By Michel Adar on Nov 17, 2010
As RTD implementations become more and more sophisticated and the applications extend the reach of decisions far beyond selecting the next best offer we have been recommending some design decisions in order to ensure a desired level of performance.
By far, the most significant factor affecting performance is external system access. In particular database access. This goes for reads as well as writes. Here are a few tips that are easy to implement and are good to keep in mind when designing a configuration;
- Data that is repeatedly used in decisions by different sessions should be cached. Examples include Offer Metadata, Product Catalog, Content Catalog, and Zip Code Demographics.
- If possible, data that will be needed in decisions should be pre-fetched. For example, customer profiles could be loaded at the very beginning of a session.
- A good storage system for data is an Oracle Coherence Cache. Particularly if it is configured with local storage in the same app server as RTD. Data can include customer profile, event history, etc.
- When writing to the database and there is no need to be transactional and synchronous, use RTD's batch writing capabilities. This can increase write performance by an order of magnitude.
- Avoid unnecessary writes and writing unnecessary data. For example, avoid writing metadata together with event data if the metadata can be linked.
- Consider using stored procedures when updating several tables to minimize roundtrips to the database
- If a result set is potentially very large, consider wrapping the query with a stored procedure that limits the number of rows returned. For example, if the application calls for loading the purchase history of a customer, and the median length of the list is 3 purchases, but there are 15 customers with 10000 purchases or more, processing these [good] customers will take long - it may be acceptable from the point of view of the application logic to just load a maximum of the latest 100 purchases.
- When loading metadata, avoid loading data that will not be used. For example, if there are 500k products in the catalog, but realistically only 90k have any real chance of being selected for a recommendation, do the filtering when loading the data and avoid loading the full list.
- Asynchronous processing is not free - avoid unnecessary processing. For example, a decision may take 5 ms of actual CPU processing.
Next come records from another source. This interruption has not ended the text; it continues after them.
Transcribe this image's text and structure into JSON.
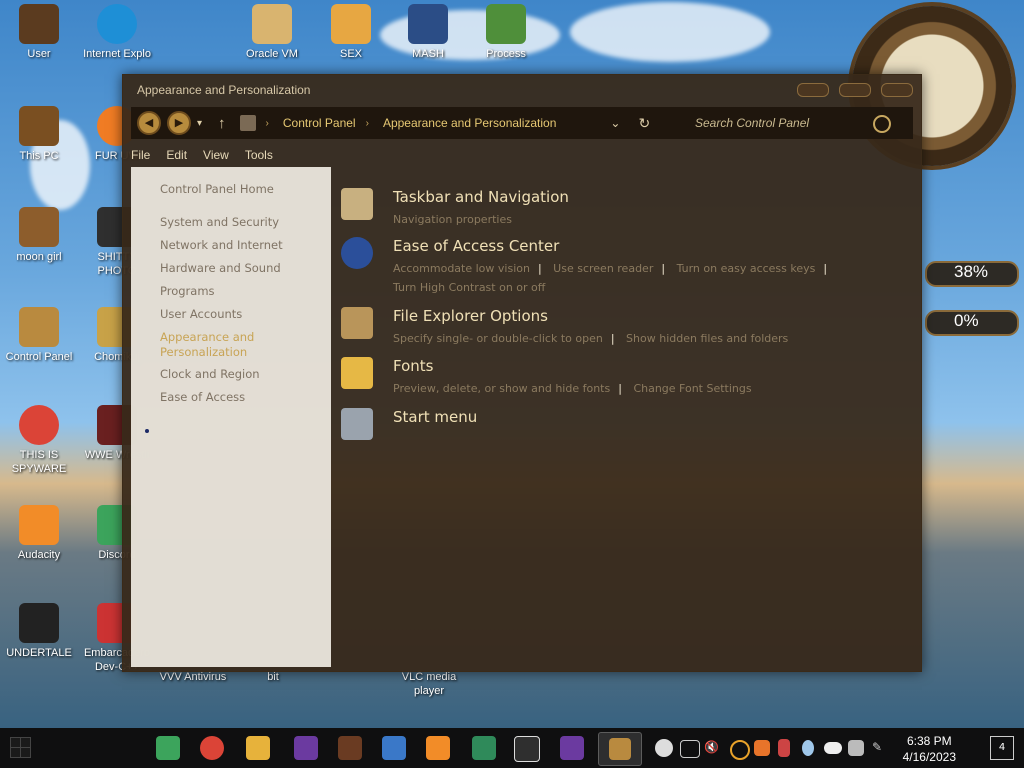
{
  "desktop": {
    "icons": [
      {
        "label": "User",
        "icon": "user-folder-icon",
        "color": "#5b3b1f"
      },
      {
        "label": "This PC",
        "icon": "this-pc-icon",
        "color": "#7a4f21"
      },
      {
        "label": "moon girl",
        "icon": "moon-girl-icon",
        "color": "#8d5d2c"
      },
      {
        "label": "Control Panel",
        "icon": "control-panel-icon",
        "color": "#b98a3f"
      },
      {
        "label": "THIS IS SPYWARE",
        "icon": "chrome-icon",
        "color": "#db4437"
      },
      {
        "label": "Audacity",
        "icon": "audacity-icon",
        "color": "#f28c28"
      },
      {
        "label": "UNDERTALE",
        "icon": "unity-icon",
        "color": "#222222"
      }
    ],
    "icons_col2": [
      {
        "label": "Internet Explo",
        "icon": "edge-icon",
        "color": "#1e8fd6"
      },
      {
        "label": "FUR UW",
        "icon": "firefox-icon",
        "color": "#f07c24"
      },
      {
        "label": "SHITTY PHOTO",
        "icon": "cat-icon",
        "color": "#2f2f2f"
      },
      {
        "label": "Chomikuj",
        "icon": "chomik-icon",
        "color": "#c8a248"
      },
      {
        "label": "WWE Wrestli",
        "icon": "wwe-icon",
        "color": "#6a2020"
      },
      {
        "label": "Discord",
        "icon": "discord-icon",
        "color": "#3ca45c"
      },
      {
        "label": "Embarcadero Dev-C++",
        "icon": "devcpp-icon",
        "color": "#cc3333"
      }
    ],
    "top_row": [
      {
        "label": "Oracle VM",
        "icon": "virtualbox-icon"
      },
      {
        "label": "SEX",
        "icon": "sex-icon"
      },
      {
        "label": "MASH",
        "icon": "mash-icon"
      },
      {
        "label": "Process",
        "icon": "process-icon"
      }
    ],
    "bottom_row": [
      {
        "label": "VVV Antivirus"
      },
      {
        "label": "bit"
      },
      {
        "label": "VLC media player"
      }
    ],
    "meters": [
      {
        "text": "38%",
        "level": 0.38
      },
      {
        "text": "0%",
        "level": 0
      }
    ]
  },
  "window": {
    "title": "Appearance and Personalization",
    "breadcrumb": [
      "Control Panel",
      "Appearance and Personalization"
    ],
    "search_placeholder": "Search Control Panel",
    "menu": [
      "File",
      "Edit",
      "View",
      "Tools"
    ],
    "sidebar": [
      "Control Panel Home",
      "System and Security",
      "Network and Internet",
      "Hardware and Sound",
      "Programs",
      "User Accounts",
      "Appearance and Personalization",
      "Clock and Region",
      "Ease of Access"
    ],
    "active_sidebar": "Appearance and Personalization",
    "sections": [
      {
        "title": "Taskbar and Navigation",
        "icon": "taskbar-icon",
        "links": [
          "Navigation properties"
        ]
      },
      {
        "title": "Ease of Access Center",
        "icon": "ease-of-access-icon",
        "links": [
          "Accommodate low vision",
          "Use screen reader",
          "Turn on easy access keys",
          "Turn High Contrast on or off"
        ]
      },
      {
        "title": "File Explorer Options",
        "icon": "folder-options-icon",
        "links": [
          "Specify single- or double-click to open",
          "Show hidden files and folders"
        ]
      },
      {
        "title": "Fonts",
        "icon": "fonts-icon",
        "links": [
          "Preview, delete, or show and hide fonts",
          "Change Font Settings"
        ]
      },
      {
        "title": "Start menu",
        "icon": "start-menu-icon",
        "links": []
      }
    ]
  },
  "taskbar": {
    "time": "6:38 PM",
    "date": "4/16/2023",
    "notifications": "4",
    "apps": [
      "discord-icon",
      "chrome-icon",
      "explorer-icon",
      "bonzi-icon",
      "winamp-icon",
      "windows-icon",
      "vlc-icon",
      "terminal-icon",
      "cat-icon",
      "bonzi2-icon",
      "control-panel-icon"
    ],
    "tray": [
      "cow-icon",
      "network-icon",
      "volume-mute-icon",
      "search-icon",
      "paint-icon",
      "bottle-icon",
      "drop-icon",
      "cloud-icon",
      "chess-icon",
      "pen-icon"
    ]
  }
}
That would limit the theoretical throughput of a single CPU to 200 decisions per second. If we add 15 ms of asynchronous processing per decision, we will not be affecting response time, but the throughput will be afected - the thoretical throughput being reduced to 50 per second.
In addition to these tips, it is important also for the environment to be propery setup to achieve peak performance. Some tips include:
- Prefer physical servers to virtualized ones
- Always calculate to have at least two CPU cores per JVM
- Make sure the memory requirements and settings match the available memory to avoid swapping JVM memory
- If using virtualized servers make sure that CPUs are not overallocated. That is, do not run 5 virtual machines configured for 2 CPUs each on an 8 core system. While such a setup may be acceptable for some applications, with throughput intensive applications like RTD such a setup would certainly cause performance problems and these problems are difficult to diagnose.
- If using virtualized servers make sure the virtual machine's configured memory will be resident in physical memory. If the Guest believes that it has 4GB of memory, but the host needs to use swap to fulfill that amount of memory performance and availability will suffer. Problems in this area are very difficult to diagnose because to the Guest OS it looks as if CPU cycles were stolen.